The nurse is observing a client with an obsessive-compulsive disorder in an inpatient setting. Which behavior is consistent with this diagnosis?
- A. Repeatedly checking that the door is locked
- B. Verbalized suspicions about thefts
- C. Preference for consistent caregivers
- D. Repetitive, involuntary movements
Correct Answer: A
Rationale: Behaviors that are repeated are symptomatic of obsessive-compulsive disorders. These behaviors, performed to reduce feelings of anxiety, often interfere with normal function and employment.
A category 4 hurricane has affected a rural, local health care system, creating a significant increase in emergency department admissions. Which of the following clients should the nurse anticipate as the priority for intervention?
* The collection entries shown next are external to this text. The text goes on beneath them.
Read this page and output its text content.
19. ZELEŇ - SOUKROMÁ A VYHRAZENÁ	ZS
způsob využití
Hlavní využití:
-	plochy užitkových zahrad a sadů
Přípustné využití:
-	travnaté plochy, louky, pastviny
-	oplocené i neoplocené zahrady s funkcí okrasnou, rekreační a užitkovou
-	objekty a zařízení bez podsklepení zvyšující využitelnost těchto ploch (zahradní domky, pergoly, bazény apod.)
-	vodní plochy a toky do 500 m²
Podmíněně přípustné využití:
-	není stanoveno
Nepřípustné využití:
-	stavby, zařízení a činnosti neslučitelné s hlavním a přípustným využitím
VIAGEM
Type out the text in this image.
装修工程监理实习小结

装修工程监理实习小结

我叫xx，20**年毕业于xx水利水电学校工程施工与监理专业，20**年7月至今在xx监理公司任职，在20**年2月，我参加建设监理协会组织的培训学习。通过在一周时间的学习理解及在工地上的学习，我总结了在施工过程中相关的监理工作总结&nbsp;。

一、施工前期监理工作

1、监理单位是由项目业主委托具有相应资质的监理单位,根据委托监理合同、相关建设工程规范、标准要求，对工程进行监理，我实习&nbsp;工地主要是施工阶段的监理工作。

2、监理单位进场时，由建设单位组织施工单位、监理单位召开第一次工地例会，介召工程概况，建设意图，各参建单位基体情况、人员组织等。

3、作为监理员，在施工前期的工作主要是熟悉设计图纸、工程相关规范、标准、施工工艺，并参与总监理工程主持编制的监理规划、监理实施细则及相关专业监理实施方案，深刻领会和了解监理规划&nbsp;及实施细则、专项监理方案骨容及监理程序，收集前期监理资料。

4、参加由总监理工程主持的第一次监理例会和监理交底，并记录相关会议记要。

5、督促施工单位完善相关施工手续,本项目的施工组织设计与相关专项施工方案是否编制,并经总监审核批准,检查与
- A. Client with status asthmaticus and a pulse oximetry reading of 89%
- B. Client with diabetes mellitus reporting a headache after being involved in a minor motor vehicle collision
- C. Client who is 11 weeks pregnant, has gestational diabetes, and nausea and vomiting over the past 2 days
- D. Client with diabites mellitus with a serum glucose level of 690 mg/dl (38.3 mmol/L ,abdominal pain, and fatigue)
Correct Answer: A
Rationale: Status asthmaticus with 80% pulse oximetry (A) indicates severe hypoxia, requiring immediate intervention to prevent respiratory failure. Headache post-collision (B) and nausea in pregnancy (C) are less acute, as they do not indicate immediate life-threatening conditions.